Panel of critics slams nuclear regulator
PORT HOPE, ONTARIO - Canada is in need of a third-party nuclear industry regulator because the Canadian Nuclear Safety Commission (CNSC) does not adequately protect public health and safety, Canadian Coalition for Nuclear Responsibility president Gordon Edwards charged recently.
Mr. Edwards and Uranium Medical Research Centre deputy director Tedd Weyman spoke to more than 50 attendees of a recent uranium emissions panel event at the Lions Centre in Port Hope. The event, hosted by Families Against Radiation Exposure (FARE), Port Hope Community Health Concerns Committee and Port Hope Nuclear Environmental Watchdogs, focused on emissions coming from two Port Hope nuclear fuel factories.
Both panelists said there is much reason to be concerned about how the industry is regulated.
The CNSC consists of engineers and physicists and focuses more on the mechanical side of operations, Mr. Edwards said. There is little focus on the actual public health effects resulting from the presence of the nuclear industry.
"One of the mandates is to protect health and safety of the public and workers," he said.
"How can you protect (health) if you don't even study it?"
An agency needs to be established to study public health, Mr. Edwards said.
"What we need is an agency that's really looking after the public's interest and not the industry's interest," he said.
"The CNSC routinely takes the industry's interests into consideration. In fact, they treat it like royalty."
Mr. Weyman cautioned the audience about increasing uranium emissions coming from the Cameco facility. Too little energy is placed into tracking uranium emissions in the air.
Port Hope residents are likely inhaling uranium dust, he said, adding the lack of studies about uranium dust inhalation conducted world-wide is of concern.
There are instruments used to measure radiation levels around the facility, but no measures put into place to determine where airborne uranium dust lands, Mr. Weyman said.
"There's no monitoring of uranium being inhaled by anybody," he said.
Mr. Weyman questioned why the cumulative effects of uranium emissions by local nuclear industry is not added up. He also questioned why emissions from the Cameco uranium conversion facility and Zircatec nuclear fuel fabricating facility are considered to be separate from each other, despite being located in the same town.
"They're not added up to see what the dose is on the town," Mr. Weyman said.
Mayoralty candidate John Floyd asked the panel whether there is a health study template from another part of the world that can be applied to Port Hope.
Mr. Edwards said he is aware of five towns in the world that have similar facilities in them as Port Hope and none of them have been subject to health studies.
Ward 1 council candidate Tom Lawson asked whether the local company is handcuffed by shareholders to turn profit rather than to lower emissions.
Mr.

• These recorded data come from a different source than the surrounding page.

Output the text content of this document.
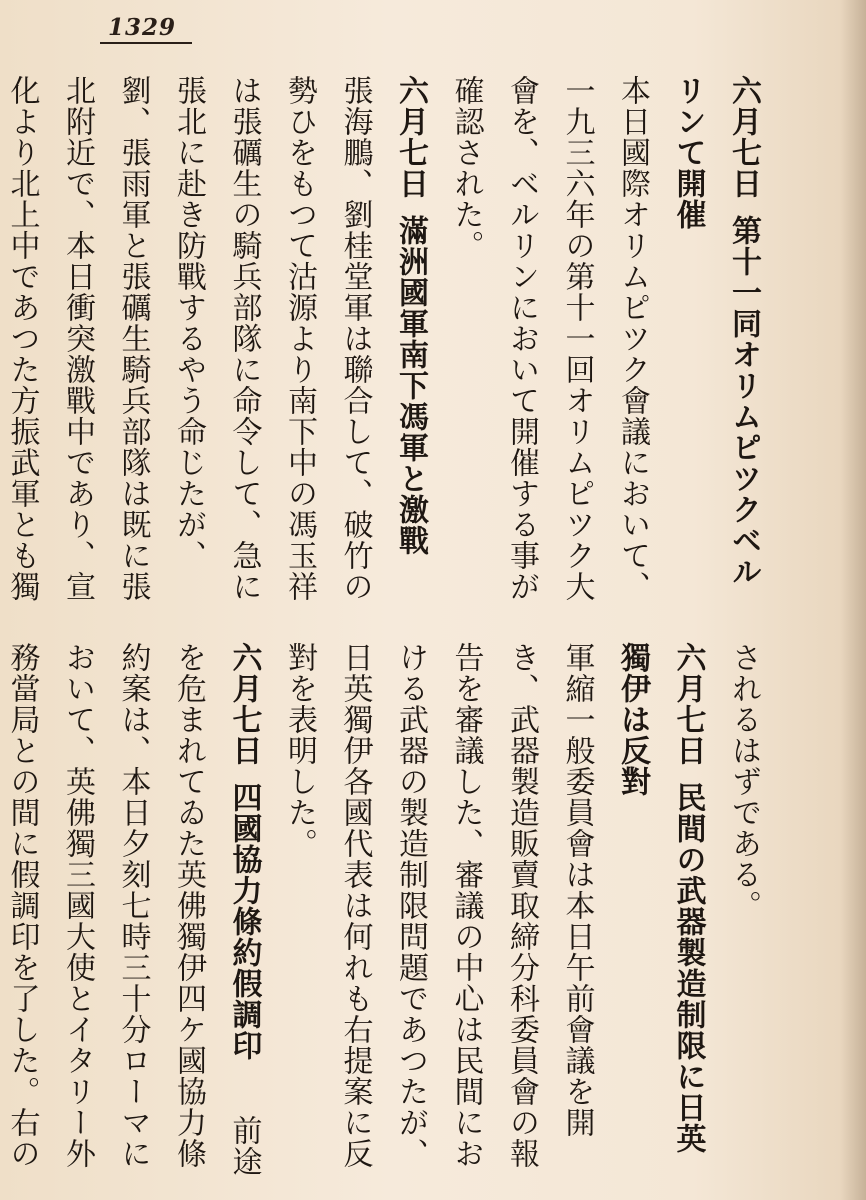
1329

六月七日第十一同オリムピツクベルリンて開催

本日國際オリムピツク會議において、一九三六年の第十一回オリムピツク大會を、ベルリンにおいて開催する事が確認された。

六月七日滿洲國軍南下馮軍と激戰 張海鵬、劉桂堂軍は聯合して、破竹の勢ひをもつて沽源より南下中の馮玉祥は張礪生の騎兵部隊に命令して、急に張北に赴き防戰するやう命じたが、劉、張雨軍と張礪生騎兵部隊は既に張北附近で、本日衝突激戰中であり、宣化より北上中であつた方振武軍とも獨

されるはずである。

六月七日民間の武器製造制限に日英獨伊は反對

軍縮一般委員會は本日午前會議を開き、武器製造販賣取締分科委員會の報告を審議した、審議の中心は民間における武器の製造制限問題であつたが、日英獨伊各國代表は何れも右提案に反對を表明した。

六月七日四國協力條約假調印 前途を危まれてゐた英佛獨伊四ケ國協力條約案は、本日夕刻七時三十分ローマにおいて、英佛獨三國大使とイタリー外務當局との間に假調印を了した。右の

Edwards said the issue is not so "open and shut."
"They want to spend as little money as they have to spend," he said. "Since the CNSC is not doing their job - if they were abolished, the public may be further ahead."
Changes would come if the ministries of environment and health were forced to step in, Mr. Edwards said.
When asked what people should take away from the evening, Mr. Weyman indicated a rise in uranium emissions between 2001 and 2006.
"There has been an increase in uranium in the air, rather than a decrease," he said.
Representatives from Cameco and the CNSC declined invitations to sit on the panel with Mr. Weyman and Mr. Edwards. A health-related panel is being hosted by Cameco at a later date.